= John Lloyd Davies =

Welsh lawyer and politician

John Lloyd Davies (1 November 1801 - 21 March 1860) was a Welsh lawyer and politician, originally from the Aberystwyth area, who represented Cardigan boroughs in Parliament between 1855 and 1857.

He was born "in humble curcumstances", to which he alluded when seeking election as MP for Cardigan Boroughs in 1855. His parents were Thomas and Elizabeth Davies. He began his career as a solicitor, and is known by the age of 24 to have been working for a practice in Newcastle Emlyn. In 1825 he married Anne, a daughter of John Lloyd of Allt-yr-odyn, and thus inherited her family estate. One of Anne's ancestors had been a David Lloyd ("David ap Llewellin Lloid") who was MP for Cardiganshire in the sixteenth century. John Lloyd Davies himself was descended from another of the Lloyd family of Castell-Howel to which his wife belonged.

Davies was a chief opposer of the Rebecca rioters in the Llandysul district.

Following his first wife's death, he was re-married in 1857 to Elizabeth Bluett, the only child of Thomas Bluett Hardwicke of Tytherington Grange, Gloucestershire, supposedly a descendant of Bess of Hardwick. He served as a J.P. and D.L. for the Cardiganshire and Carmarthenshire districts, and in 1845 was appointed High Sheriff of Cardiganshire. Between 1855 and 1857 he was the elected Conservative M.P. for the Cardiganshire boroughs. In 1857 he was opposed by Captain Edward Pryse of Gogerddan who, although with little political experience was expected to receive support because of his family connections. Within a week Davies had withdrawn from the contest.

Later in 1857 a vacancy arose for the representation of Carmarthenshire following the death of D.A. Saunders Davies. Lloyd Davies immediately issued an address, within days of the former member's death. His candidacy was fiercely opposed, most notably in radical journals such as the Amserau. He withdrew when it became apparent that David Pugh had considerable support in the county.

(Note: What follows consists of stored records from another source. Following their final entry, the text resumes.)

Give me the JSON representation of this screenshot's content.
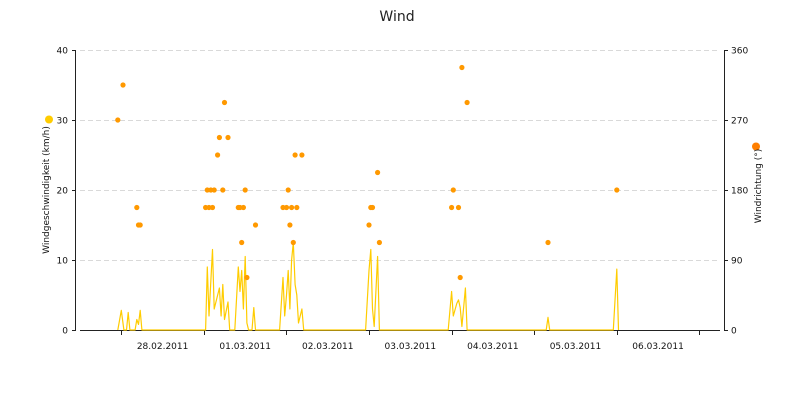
{
  "chart_data": {
    "type": "line+scatter",
    "title": "Wind",
    "grid": true,
    "x": {
      "type": "datetime",
      "range": [
        "2011-02-27T12:00",
        "2011-03-07T06:00"
      ],
      "ticks": [
        "2011-02-28",
        "2011-03-01",
        "2011-03-02",
        "2011-03-03",
        "2011-03-04",
        "2011-03-05",
        "2011-03-06"
      ],
      "tick_labels": [
        "28.02.2011",
        "01.03.2011",
        "02.03.2011",
        "03.03.2011",
        "04.03.2011",
        "05.03.2011",
        "06.03.2011"
      ]
    },
    "y_left": {
      "label": "Windgeschwindigkeit (km/h)",
      "range": [
        0,
        40
      ],
      "ticks": [
        0,
        10,
        20,
        30,
        40
      ],
      "color": "#ffcc00"
    },
    "y_right": {
      "label": "Windrichtung (°)",
      "range": [
        0,
        360
      ],
      "ticks": [
        0,
        90,
        180,
        270,
        360
      ],
      "color": "#ff9900"
    },
    "series": [
      {
        "kind": "line",
        "axis": "left",
        "color": "#ffcc00",
        "points": [
          [
            "2011-02-27T23:00",
            0
          ],
          [
            "2011-02-28T00:00",
            2.8
          ],
          [
            "2011-02-28T00:45",
            0
          ],
          [
            "2011-02-28T01:30",
            0
          ],
          [
            "2011-02-28T02:00",
            2.5
          ],
          [
            "2011-02-28T02:30",
            0
          ],
          [
            "2011-02-28T04:00",
            0
          ],
          [
            "2011-02-28T04:30",
            1.5
          ],
          [
            "2011-02-28T05:00",
            0.8
          ],
          [
            "2011-02-28T05:30",
            2.8
          ],
          [
            "2011-02-28T06:00",
            0
          ],
          [
            "2011-03-01T00:30",
            0
          ],
          [
            "2011-03-01T01:00",
            9.0
          ],
          [
            "2011-03-01T01:30",
            2.0
          ],
          [
            "2011-03-01T02:30",
            11.5
          ],
          [
            "2011-03-01T03:00",
            3.0
          ],
          [
            "2011-03-01T04:30",
            6.0
          ],
          [
            "2011-03-01T05:00",
            2.0
          ],
          [
            "2011-03-01T05:30",
            6.5
          ],
          [
            "2011-03-01T06:00",
            1.5
          ],
          [
            "2011-03-01T07:00",
            4.0
          ],
          [
            "2011-03-01T07:30",
            0
          ],
          [
            "2011-03-01T09:00",
            0
          ],
          [
            "2011-03-01T10:00",
            9.0
          ],
          [
            "2011-03-01T10:30",
            5.5
          ],
          [
            "2011-03-01T11:00",
            8.5
          ],
          [
            "2011-03-01T11:30",
            3.0
          ],
          [
            "2011-03-01T12:00",
            10.5
          ],
          [
            "2011-03-01T12:30",
            1.0
          ],
          [
            "2011-03-01T13:00",
            0
          ],
          [
            "2011-03-01T14:00",
            0
          ],
          [
            "2011-03-01T14:30",
            3.2
          ],
          [
            "2011-03-01T15:00",
            0
          ],
          [
            "2011-03-01T22:00",
            0
          ],
          [
            "2011-03-01T23:00",
            7.5
          ],
          [
            "2011-03-01T23:30",
            2.0
          ],
          [
            "2011-03-02T00:00",
            5.0
          ],
          [
            "2011-03-02T00:30",
            8.5
          ],
          [
            "2011-03-02T01:00",
            3.0
          ],
          [
            "2011-03-02T01:30",
            10.0
          ],
          [
            "2011-03-02T02:00",
            12.5
          ],
          [
            "2011-03-02T02:30",
            6.5
          ],
          [
            "2011-03-02T03:00",
            5.0
          ],
          [
            "2011-03-02T03:30",
            1.0
          ],
          [
            "2011-03-02T04:30",
            3.0
          ],
          [
            "2011-03-02T05:00",
            0
          ],
          [
            "2011-03-02T23:00",
            0
          ],
          [
            "2011-03-03T00:00",
            8.5
          ],
          [
            "2011-03-03T00:30",
            11.5
          ],
          [
            "2011-03-03T01:00",
            3.0
          ],
          [
            "2011-03-03T01:30",
            0.5
          ],
          [
            "2011-03-03T02:30",
            10.5
          ],
          [
            "2011-03-03T03:00",
            0
          ],
          [
            "2011-03-03T23:00",
            0
          ],
          [
            "2011-03-04T00:00",
            5.5
          ],
          [
            "2011-03-04T00:30",
            2.0
          ],
          [
            "2011-03-04T01:30",
            3.8
          ],
          [
            "2011-03-04T02:00",
            4.3
          ],
          [
            "2011-03-04T02:30",
            3.2
          ],
          [
            "2011-03-04T03:00",
            0.5
          ],
          [
            "2011-03-04T04:00",
            6.0
          ],
          [
            "2011-03-04T04:30",
            0
          ],
          [
            "2011-03-05T03:30",
            0
          ],
          [
            "2011-03-05T04:00",
            1.8
          ],
          [
            "2011-03-05T04:30",
            0
          ],
          [
            "2011-03-05T23:00",
            0
          ],
          [
            "2011-03-06T00:00",
            8.7
          ],
          [
            "2011-03-06T00:30",
            0
          ]
        ]
      },
      {
        "kind": "scatter",
        "axis": "right",
        "color": "#ff9900",
        "points": [
          [
            "2011-02-27T23:00",
            270
          ],
          [
            "2011-02-28T00:30",
            315
          ],
          [
            "2011-02-28T04:30",
            157.5
          ],
          [
            "2011-02-28T05:00",
            135
          ],
          [
            "2011-02-28T05:30",
            135
          ],
          [
            "2011-03-01T00:30",
            157.5
          ],
          [
            "2011-03-01T01:00",
            180
          ],
          [
            "2011-03-01T01:30",
            157.5
          ],
          [
            "2011-03-01T02:00",
            180
          ],
          [
            "2011-03-01T02:30",
            157.5
          ],
          [
            "2011-03-01T03:00",
            180
          ],
          [
            "2011-03-01T04:00",
            225
          ],
          [
            "2011-03-01T04:30",
            247.5
          ],
          [
            "2011-03-01T05:30",
            180
          ],
          [
            "2011-03-01T06:00",
            292.5
          ],
          [
            "2011-03-01T07:00",
            247.5
          ],
          [
            "2011-03-01T10:00",
            157.5
          ],
          [
            "2011-03-01T10:30",
            157.5
          ],
          [
            "2011-03-01T11:00",
            112.5
          ],
          [
            "2011-03-01T11:30",
            157.5
          ],
          [
            "2011-03-01T12:00",
            180
          ],
          [
            "2011-03-01T12:30",
            67.5
          ],
          [
            "2011-03-01T15:00",
            135
          ],
          [
            "2011-03-01T23:00",
            157.5
          ],
          [
            "2011-03-02T00:00",
            157.5
          ],
          [
            "2011-03-02T00:30",
            180
          ],
          [
            "2011-03-02T01:00",
            135
          ],
          [
            "2011-03-02T01:30",
            157.5
          ],
          [
            "2011-03-02T02:00",
            112.5
          ],
          [
            "2011-03-02T02:30",
            225
          ],
          [
            "2011-03-02T03:00",
            157.5
          ],
          [
            "2011-03-02T04:30",
            225
          ],
          [
            "2011-03-03T00:00",
            135
          ],
          [
            "2011-03-03T00:30",
            157.5
          ],
          [
            "2011-03-03T01:00",
            157.5
          ],
          [
            "2011-03-03T02:30",
            202.5
          ],
          [
            "2011-03-03T03:00",
            112.5
          ],
          [
            "2011-03-04T00:00",
            157.5
          ],
          [
            "2011-03-04T00:30",
            180
          ],
          [
            "2011-03-04T02:00",
            157.5
          ],
          [
            "2011-03-04T02:30",
            67.5
          ],
          [
            "2011-03-04T03:00",
            337.5
          ],
          [
            "2011-03-04T04:30",
            292.5
          ],
          [
            "2011-03-05T04:00",
            112.5
          ],
          [
            "2011-03-06T00:00",
            180
          ]
        ]
      }
    ]
  }
}
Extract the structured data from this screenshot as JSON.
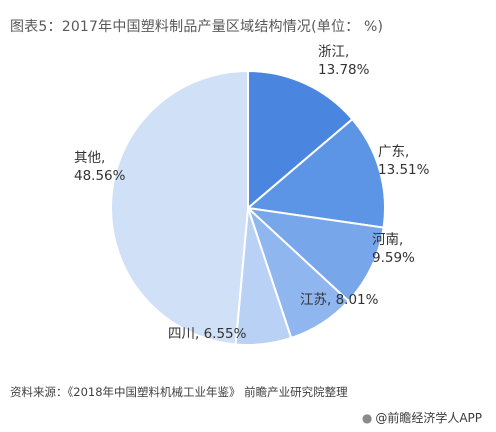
{
  "chart_data": {
    "type": "pie",
    "title": "图表5：2017年中国塑料制品产量区域结构情况(单位：  %)",
    "slices": [
      {
        "label": "浙江",
        "value": 13.78,
        "display": "13.78%",
        "color": "#4a86e0"
      },
      {
        "label": "广东",
        "value": 13.51,
        "display": "13.51%",
        "color": "#5d95e6"
      },
      {
        "label": "河南",
        "value": 9.59,
        "display": "9.59%",
        "color": "#77a6ea"
      },
      {
        "label": "江苏",
        "value": 8.01,
        "display": "8.01%",
        "color": "#8fb6ee"
      },
      {
        "label": "四川",
        "value": 6.55,
        "display": "6.55%",
        "color": "#b9d1f4"
      },
      {
        "label": "其他",
        "value": 48.56,
        "display": "48.56%",
        "color": "#cfe0f7"
      }
    ],
    "start_angle_deg": 0,
    "direction": "clockwise"
  },
  "source": "资料来源：《2018年中国塑料机械工业年鉴》 前瞻产业研究院整理",
  "watermark": "@前瞻经济学人APP"
}
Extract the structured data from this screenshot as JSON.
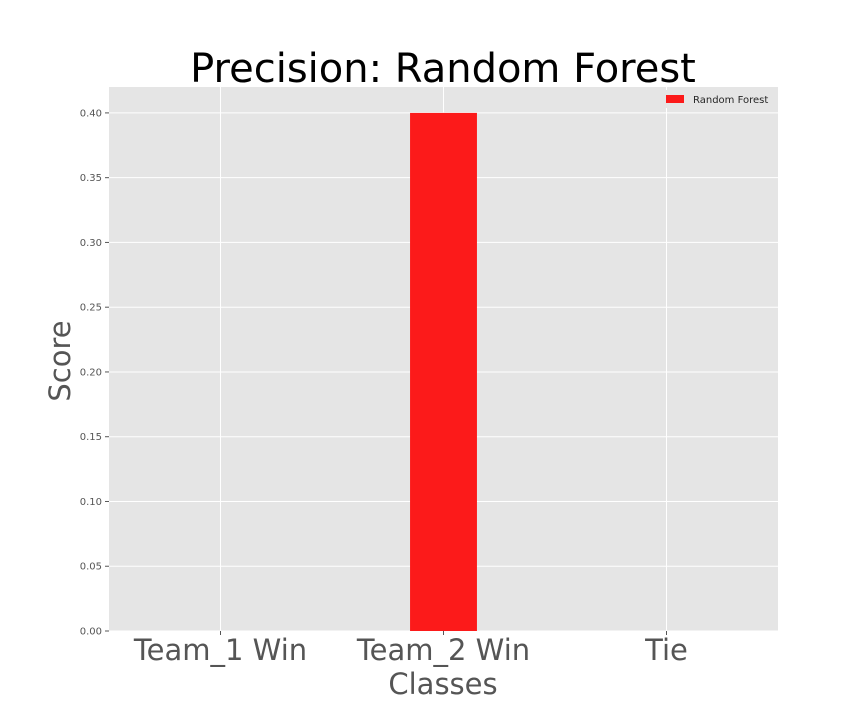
{
  "chart_data": {
    "type": "bar",
    "title": "Precision: Random Forest",
    "xlabel": "Classes",
    "ylabel": "Score",
    "categories": [
      "Team_1 Win",
      "Team_2 Win",
      "Tie"
    ],
    "series": [
      {
        "name": "Random Forest",
        "values": [
          0.0,
          0.4,
          0.0
        ],
        "color": "#fc1a1a"
      }
    ],
    "ylim": [
      0,
      0.42
    ],
    "yticks": [
      "0.00",
      "0.05",
      "0.10",
      "0.15",
      "0.20",
      "0.25",
      "0.30",
      "0.35",
      "0.40"
    ],
    "grid": true,
    "legend_position": "top-right",
    "colors": {
      "plot_background": "#e5e5e5",
      "grid": "#ffffff",
      "tick_label": "#555555",
      "title": "#000000"
    }
  }
}
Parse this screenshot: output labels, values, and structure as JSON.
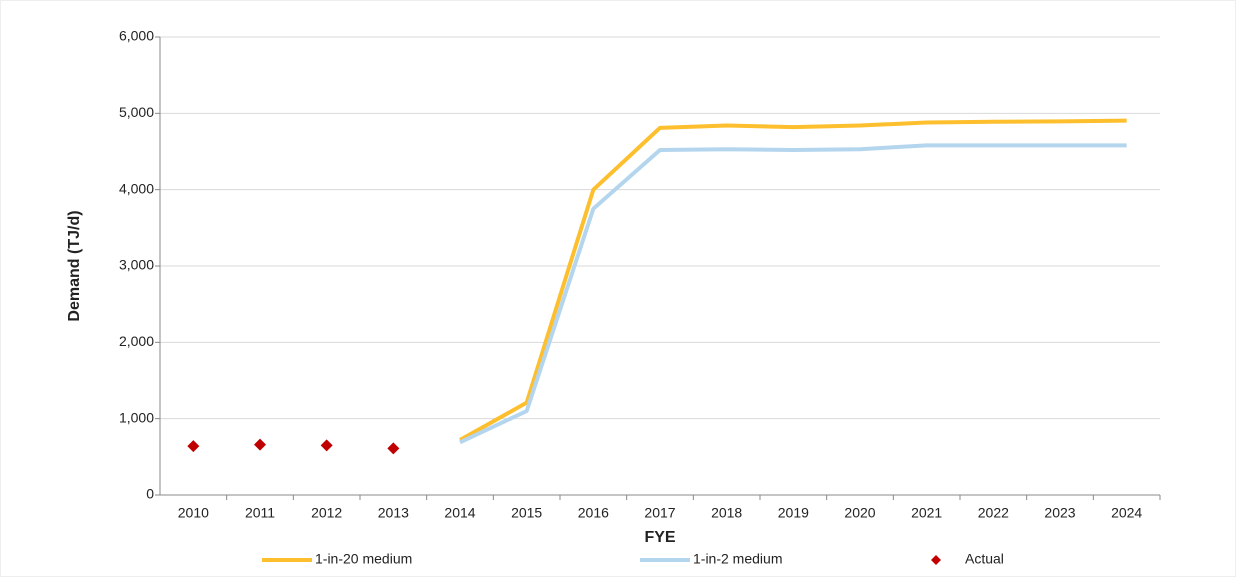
{
  "chart_data": {
    "type": "line",
    "x_label": "FYE",
    "y_label": "Demand (TJ/d)",
    "categories": [
      "2010",
      "2011",
      "2012",
      "2013",
      "2014",
      "2015",
      "2016",
      "2017",
      "2018",
      "2019",
      "2020",
      "2021",
      "2022",
      "2023",
      "2024"
    ],
    "series": [
      {
        "name": "1-in-20 medium",
        "color": "#fdbf2d",
        "mark": "line",
        "values": [
          null,
          null,
          null,
          null,
          720,
          1210,
          4000,
          4810,
          4840,
          4820,
          4840,
          4880,
          4890,
          4895,
          4905
        ]
      },
      {
        "name": "1-in-2 medium",
        "color": "#b4d5ee",
        "mark": "line",
        "values": [
          null,
          null,
          null,
          null,
          690,
          1100,
          3750,
          4520,
          4530,
          4520,
          4530,
          4580,
          4580,
          4580,
          4580
        ]
      },
      {
        "name": "Actual",
        "color": "#c00000",
        "mark": "diamond",
        "values": [
          640,
          660,
          650,
          610,
          null,
          null,
          null,
          null,
          null,
          null,
          null,
          null,
          null,
          null,
          null
        ]
      }
    ],
    "ylim": [
      0,
      6000
    ],
    "yticks": [
      0,
      {
        "value": 1000,
        "label": "1,000"
      },
      {
        "value": 2000,
        "label": "2,000"
      },
      {
        "value": 3000,
        "label": "3,000"
      },
      {
        "value": 4000,
        "label": "4,000"
      },
      {
        "value": 5000,
        "label": "5,000"
      },
      {
        "value": 6000,
        "label": "6,000"
      }
    ],
    "grid": true,
    "legend": "bottom"
  }
}
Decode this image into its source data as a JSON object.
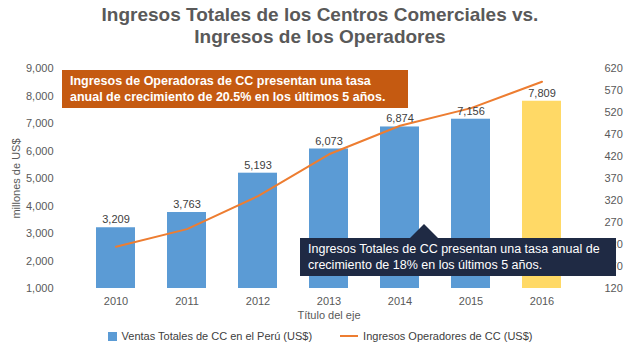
{
  "chart_data": {
    "type": "bar",
    "title": "Ingresos Totales de los Centros Comerciales vs. Ingresos de los Operadores",
    "categories": [
      "2010",
      "2011",
      "2012",
      "2013",
      "2014",
      "2015",
      "2016"
    ],
    "x_label": "Título del eje",
    "y_label": "millones de US$",
    "series": [
      {
        "name": "Ventas Totales de CC en el Perú (US$)",
        "type": "bar",
        "color": "#5b9bd5",
        "colors": [
          "#5b9bd5",
          "#5b9bd5",
          "#5b9bd5",
          "#5b9bd5",
          "#5b9bd5",
          "#5b9bd5",
          "#ffd966"
        ],
        "values": [
          3209,
          3763,
          5193,
          6073,
          6874,
          7156,
          7809
        ],
        "value_labels": [
          "3,209",
          "3,763",
          "5,193",
          "6,073",
          "6,874",
          "7,156",
          "7,809"
        ]
      },
      {
        "name": "Ingresos Operadores de CC (US$)",
        "type": "line",
        "color": "#ed7d31",
        "axis": "y2",
        "values": [
          215,
          255,
          330,
          425,
          490,
          530,
          590
        ]
      }
    ],
    "ylim": [
      1000,
      9000
    ],
    "yticks": [
      {
        "value": 1000,
        "label": "1,000"
      },
      {
        "value": 2000,
        "label": "2,000"
      },
      {
        "value": 3000,
        "label": "3,000"
      },
      {
        "value": 4000,
        "label": "4,000"
      },
      {
        "value": 5000,
        "label": "5,000"
      },
      {
        "value": 6000,
        "label": "6,000"
      },
      {
        "value": 7000,
        "label": "7,000"
      },
      {
        "value": 8000,
        "label": "8,000"
      },
      {
        "value": 9000,
        "label": "9,000"
      }
    ],
    "y2lim": [
      120,
      620
    ],
    "y2ticks": [
      120,
      170,
      220,
      270,
      320,
      370,
      420,
      470,
      520,
      570,
      620
    ],
    "annotations": [
      {
        "text": "Ingresos de Operadoras de CC presentan una tasa anual de crecimiento de 20.5% en los últimos 5 años.",
        "color": "#c55a11"
      },
      {
        "text": "Ingresos Totales de CC presentan una tasa anual de crecimiento de 18% en los últimos 5 años.",
        "color": "#1f2a44"
      }
    ],
    "data_labels": true,
    "legend": "bottom",
    "grid": false
  }
}
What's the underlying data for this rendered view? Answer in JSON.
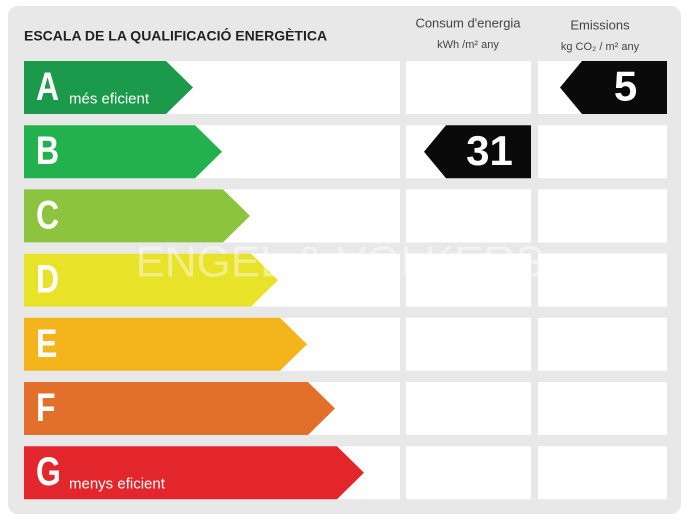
{
  "header": {
    "title": "ESCALA DE LA QUALIFICACIÓ ENERGÈTICA",
    "consumption": {
      "title": "Consum d'energia",
      "unit": "kWh /m² any"
    },
    "emissions": {
      "title": "Emissions",
      "unit": "kg CO₂ / m² any"
    }
  },
  "watermark": "ENGEL & VÖLKERS",
  "rows": [
    {
      "letter": "A",
      "label": "més eficient",
      "color": "#1a9a4a",
      "emissions": 5
    },
    {
      "letter": "B",
      "color": "#23b14d",
      "consumption": 31
    },
    {
      "letter": "C",
      "color": "#8cc43f"
    },
    {
      "letter": "D",
      "color": "#e8e229"
    },
    {
      "letter": "E",
      "color": "#f4b41c"
    },
    {
      "letter": "F",
      "color": "#e2702a"
    },
    {
      "letter": "G",
      "label": "menys eficient",
      "color": "#e3262b"
    }
  ]
}
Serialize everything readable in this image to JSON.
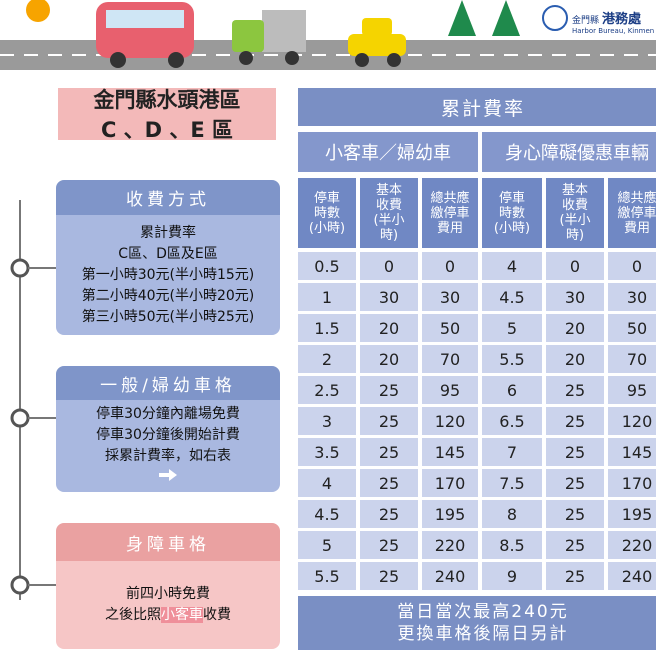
{
  "header": {
    "org": "金門縣",
    "bureau": "港務處",
    "english": "Harbor Bureau, Kinmen Co"
  },
  "title": {
    "line1": "金門縣水頭港區",
    "line2": "C 、D 、E 區"
  },
  "sections": [
    {
      "heading": "收費方式",
      "lines": [
        "累計費率",
        "C區、D區及E區",
        "第一小時30元(半小時15元)",
        "第二小時40元(半小時20元)",
        "第三小時50元(半小時25元)"
      ]
    },
    {
      "heading": "一般/婦幼車格",
      "lines": [
        "停車30分鐘內離場免費",
        "停車30分鐘後開始計費",
        "採累計費率，如右表"
      ]
    },
    {
      "heading": "身障車格",
      "lines": [
        "前四小時免費"
      ],
      "last": [
        "之後比照",
        "小客車",
        "收費"
      ]
    }
  ],
  "table": {
    "title": "累計費率",
    "groups": [
      "小客車／婦幼車",
      "身心障礙優惠車輛"
    ],
    "columns": [
      [
        "停車",
        "時數",
        "(小時)"
      ],
      [
        "基本",
        "收費",
        "(半小",
        "時)"
      ],
      [
        "總共應",
        "繳停車",
        "費用"
      ],
      [
        "停車",
        "時數",
        "(小時)"
      ],
      [
        "基本",
        "收費",
        "(半小",
        "時)"
      ],
      [
        "總共應",
        "繳停車",
        "費用"
      ]
    ],
    "rows": [
      [
        "0.5",
        "0",
        "0",
        "4",
        "0",
        "0"
      ],
      [
        "1",
        "30",
        "30",
        "4.5",
        "30",
        "30"
      ],
      [
        "1.5",
        "20",
        "50",
        "5",
        "20",
        "50"
      ],
      [
        "2",
        "20",
        "70",
        "5.5",
        "20",
        "70"
      ],
      [
        "2.5",
        "25",
        "95",
        "6",
        "25",
        "95"
      ],
      [
        "3",
        "25",
        "120",
        "6.5",
        "25",
        "120"
      ],
      [
        "3.5",
        "25",
        "145",
        "7",
        "25",
        "145"
      ],
      [
        "4",
        "25",
        "170",
        "7.5",
        "25",
        "170"
      ],
      [
        "4.5",
        "25",
        "195",
        "8",
        "25",
        "195"
      ],
      [
        "5",
        "25",
        "220",
        "8.5",
        "25",
        "220"
      ],
      [
        "5.5",
        "25",
        "240",
        "9",
        "25",
        "240"
      ]
    ],
    "footer": [
      "當日當次最高240元",
      "更換車格後隔日另計"
    ]
  }
}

Davies was a campaigner for the construction of the railway from Carmarthen to Llandysul.
 Although he had some sympathy for the rioters' cause, he attempted to deter them from violence, and death threats were made against him as a result.

He died at Blaendyffryn on 21 March 1860. His son, Arthur Lloyd Davies, assumed the surname "Lloyd" in accordance with the will of Davies Lloyd, the brother of John Lloyd Davies's first wife, Anne. Arthur died in 1852, and John Lloyd Davies's heir was Arthur's son, John Davies-Lloyd (born 1850).

==Sources==
- Rees, Lowri Ann (2011). "Paternalism and Rural Protest: The Rebecca Riots and the Landed Interest of South-West Wales."